No one was surprised at the reaction, then, when Congressman Chip Roy, a Republican from the Twenty-first District of Texas, took to the House floor to praise lynching. He spoke at a hearing on violence and discrimination against Asian Americans, using his time to recite a long list of groups he felt were equally deserving of justice. Justice, he made clear, comes in the form of lynching. He said, “There’s an old saying in Texas, find all the rope in Texas and get a tall oak tree . . . .  You know we take justice very seriously. And we ought to do that, round up the bad guys. That’s what we believe.”

It would be easy to write off these remarks as terminal tone-deafness, until we consider not just what Representative Roy was talking about, but the “we” he was talking to. It was clear who heard his words because no one missed the irony that in praising lynching in the context of violence toward Asian Americans he forgot or never knew that the Chinese were historically the victims of the largest mass lynchings in American history. His remarks were widely condemned by Asian-American and black elected officials and commentators, and even criticized by his own state party chair, who is also black. 

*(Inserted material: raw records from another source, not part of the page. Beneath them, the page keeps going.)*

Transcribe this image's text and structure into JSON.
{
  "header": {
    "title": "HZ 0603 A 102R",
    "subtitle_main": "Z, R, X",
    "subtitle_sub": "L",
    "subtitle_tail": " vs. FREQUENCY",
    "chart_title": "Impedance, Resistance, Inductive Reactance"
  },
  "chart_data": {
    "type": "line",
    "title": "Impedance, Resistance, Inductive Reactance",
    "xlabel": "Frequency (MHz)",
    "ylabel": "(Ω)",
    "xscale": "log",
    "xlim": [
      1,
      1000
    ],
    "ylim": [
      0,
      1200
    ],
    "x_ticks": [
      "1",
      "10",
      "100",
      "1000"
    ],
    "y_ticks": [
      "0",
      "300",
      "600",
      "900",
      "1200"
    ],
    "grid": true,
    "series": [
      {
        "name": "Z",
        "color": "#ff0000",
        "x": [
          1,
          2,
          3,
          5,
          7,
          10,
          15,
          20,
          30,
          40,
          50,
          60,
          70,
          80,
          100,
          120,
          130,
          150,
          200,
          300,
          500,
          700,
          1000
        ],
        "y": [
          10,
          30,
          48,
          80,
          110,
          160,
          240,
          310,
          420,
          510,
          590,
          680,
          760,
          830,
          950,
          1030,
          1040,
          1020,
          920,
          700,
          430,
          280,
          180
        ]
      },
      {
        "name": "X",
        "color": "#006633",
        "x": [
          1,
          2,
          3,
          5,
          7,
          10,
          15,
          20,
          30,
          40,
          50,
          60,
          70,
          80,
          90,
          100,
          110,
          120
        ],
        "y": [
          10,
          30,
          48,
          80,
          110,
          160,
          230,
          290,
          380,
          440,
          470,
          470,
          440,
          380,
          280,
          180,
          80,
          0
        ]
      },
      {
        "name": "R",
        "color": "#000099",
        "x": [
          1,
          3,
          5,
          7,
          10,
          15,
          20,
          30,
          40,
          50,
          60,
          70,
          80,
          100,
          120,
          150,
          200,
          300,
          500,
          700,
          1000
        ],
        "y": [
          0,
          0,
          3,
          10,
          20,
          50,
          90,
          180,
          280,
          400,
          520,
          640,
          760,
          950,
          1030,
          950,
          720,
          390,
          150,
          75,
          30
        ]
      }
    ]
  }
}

Any black person, or anyone familiar with lynching, understands the self-serving fallacy equating lynching with justice. But this was Representative Roy’s basic assumption. He was talking to those who accept that fallacy and, in effect, giving them license to act on it. 

During the first half of the twentieth century, Congress tried nearly 200 times to enact federal legislation against lynching. Southern senators argued such action violated states’ rights, and were unnecessary—nevermind the statistics—since existing laws adequately protected black citizens. They used the filibuster to defeat each and every one of these attempts.

Lynching itself was only defended indirectly—a minor point in the more important stand on principle. It remained, of course, the not so subtle means to their end of suppressing and exploiting the black population. 

In 1907, Senator Ben Tillman of South Carolina took to the Senate floor and mocked the idea of giving black men accused of raping white women a trial and punishment in the regular course of justice. In 2021, Representative Roy was on the House floor calling lynching justice. He spoke to the same believers as Senator Tillman, though separated by 114 years.

In their world, with its historical pedigree, justice is whatever the mob says it is. The result today might not be people hanging from oak trees, but as we look deeply into the mirror can we promise it will be anything different?


Erich Obermayr is an author, community activist, and career archaeologist specializing in sharing historical and archaeological research with the public. He writes about Nevada politics and social issues. He lives in Silver City, Nevada, with his wife.